Rund um das Vereinsgelände hat die wirtschaftliche Entwicklung Fahrt aufgenommen. Im vergangenen Jahr kaufte die "Freiburg Wirtschaftsimmobilien GmbH" (FWI), eine gemeinsame Tochter der Sparkasse und der städtischen Wirtschaftsförderung, ein 16 Hektar großes Grundstück der Cerdia. Ein Teil davon wurde im Mai an das Medizintechnikunternehmen Intuitive Surgical veräußert, die zweite Teilfläche Ende November an den Pharmagroßhandel Komtur Pharmaceuticals. Das Gelände des Sportvereins war nicht Teil des Deals, würde aber gut in den "Green Industry Park" passen. Dass es Gespräche zwischen FWI und Cerdia um einen möglichen Ankauf des Areals gibt, bestätigt das Rathaus auf BZ-Nachfrage.

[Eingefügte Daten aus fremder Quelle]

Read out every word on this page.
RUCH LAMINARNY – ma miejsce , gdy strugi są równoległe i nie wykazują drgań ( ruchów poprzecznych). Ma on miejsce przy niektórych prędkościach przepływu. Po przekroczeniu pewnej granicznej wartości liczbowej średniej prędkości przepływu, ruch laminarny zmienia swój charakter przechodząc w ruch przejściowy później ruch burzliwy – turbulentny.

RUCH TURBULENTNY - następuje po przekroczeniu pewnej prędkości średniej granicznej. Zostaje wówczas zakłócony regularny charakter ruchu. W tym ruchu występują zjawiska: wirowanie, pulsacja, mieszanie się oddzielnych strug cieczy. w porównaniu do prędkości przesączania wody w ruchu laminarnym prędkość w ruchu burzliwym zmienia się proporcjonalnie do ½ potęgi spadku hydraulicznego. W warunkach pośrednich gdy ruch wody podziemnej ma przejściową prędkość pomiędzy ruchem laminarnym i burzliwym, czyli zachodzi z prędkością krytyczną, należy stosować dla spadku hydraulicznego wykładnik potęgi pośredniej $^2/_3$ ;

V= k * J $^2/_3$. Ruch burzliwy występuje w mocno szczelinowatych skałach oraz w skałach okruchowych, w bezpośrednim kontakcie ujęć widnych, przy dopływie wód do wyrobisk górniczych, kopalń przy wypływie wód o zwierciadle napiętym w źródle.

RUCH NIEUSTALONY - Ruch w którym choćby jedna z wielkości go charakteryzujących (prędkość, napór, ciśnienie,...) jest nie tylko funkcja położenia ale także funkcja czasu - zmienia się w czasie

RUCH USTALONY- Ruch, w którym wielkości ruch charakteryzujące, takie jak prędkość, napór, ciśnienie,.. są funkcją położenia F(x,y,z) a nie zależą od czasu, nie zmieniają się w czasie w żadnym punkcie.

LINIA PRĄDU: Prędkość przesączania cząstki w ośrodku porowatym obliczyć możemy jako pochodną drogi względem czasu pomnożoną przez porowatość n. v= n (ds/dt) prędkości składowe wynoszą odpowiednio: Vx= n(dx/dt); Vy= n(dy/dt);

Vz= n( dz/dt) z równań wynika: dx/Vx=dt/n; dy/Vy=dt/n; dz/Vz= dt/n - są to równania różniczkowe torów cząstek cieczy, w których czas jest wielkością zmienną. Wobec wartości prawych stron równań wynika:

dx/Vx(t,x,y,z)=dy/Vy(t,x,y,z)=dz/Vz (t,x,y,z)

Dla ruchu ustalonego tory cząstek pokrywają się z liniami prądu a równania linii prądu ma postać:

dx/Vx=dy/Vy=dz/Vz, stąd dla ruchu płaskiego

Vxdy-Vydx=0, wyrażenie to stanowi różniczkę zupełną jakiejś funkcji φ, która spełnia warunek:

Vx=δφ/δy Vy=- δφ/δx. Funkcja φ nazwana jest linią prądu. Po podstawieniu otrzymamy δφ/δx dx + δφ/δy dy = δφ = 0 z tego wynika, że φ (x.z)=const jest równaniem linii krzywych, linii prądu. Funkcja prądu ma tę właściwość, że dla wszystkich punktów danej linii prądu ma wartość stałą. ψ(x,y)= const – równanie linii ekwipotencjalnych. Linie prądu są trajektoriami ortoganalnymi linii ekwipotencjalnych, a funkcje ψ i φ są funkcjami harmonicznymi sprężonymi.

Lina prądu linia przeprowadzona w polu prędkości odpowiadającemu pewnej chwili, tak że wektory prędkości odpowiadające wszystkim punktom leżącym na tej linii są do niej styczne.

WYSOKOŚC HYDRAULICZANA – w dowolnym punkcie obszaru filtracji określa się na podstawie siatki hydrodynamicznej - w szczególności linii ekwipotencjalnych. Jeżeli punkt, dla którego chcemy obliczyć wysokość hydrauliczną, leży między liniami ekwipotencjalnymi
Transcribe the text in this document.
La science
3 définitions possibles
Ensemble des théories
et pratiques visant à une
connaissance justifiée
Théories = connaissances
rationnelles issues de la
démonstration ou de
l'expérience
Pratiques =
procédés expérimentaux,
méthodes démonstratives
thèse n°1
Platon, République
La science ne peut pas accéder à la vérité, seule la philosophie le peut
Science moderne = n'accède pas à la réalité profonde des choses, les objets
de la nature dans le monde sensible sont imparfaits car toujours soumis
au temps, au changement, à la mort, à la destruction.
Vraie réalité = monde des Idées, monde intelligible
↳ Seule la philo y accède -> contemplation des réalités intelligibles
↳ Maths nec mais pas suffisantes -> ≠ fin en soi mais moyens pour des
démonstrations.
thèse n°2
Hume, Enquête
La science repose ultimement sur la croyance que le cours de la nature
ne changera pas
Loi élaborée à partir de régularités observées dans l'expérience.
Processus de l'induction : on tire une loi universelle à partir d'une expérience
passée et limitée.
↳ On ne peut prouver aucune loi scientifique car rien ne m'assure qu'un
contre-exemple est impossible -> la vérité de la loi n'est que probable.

"Die FWI möchte uns am liebsten Ende nächsten Jahres weghaben", sagt Tock. Der Verein fühle sich von der städtischen Gesellschaft enorm unter Druck gesetzt. Noch hofft der Verein auf eine einvernehmliche Lösung. "Wir haben angeboten, nur noch einen Teil unserer Fläche zu behalten und dass die Mitarbeiter der neuen Unternehmen bei uns Sport treiben dürfen", erklärt Tock. Offen ist, ob damit die Geschichte des Sportvereins weit über das Jubiläumsjahr hinaus weitergehen kann.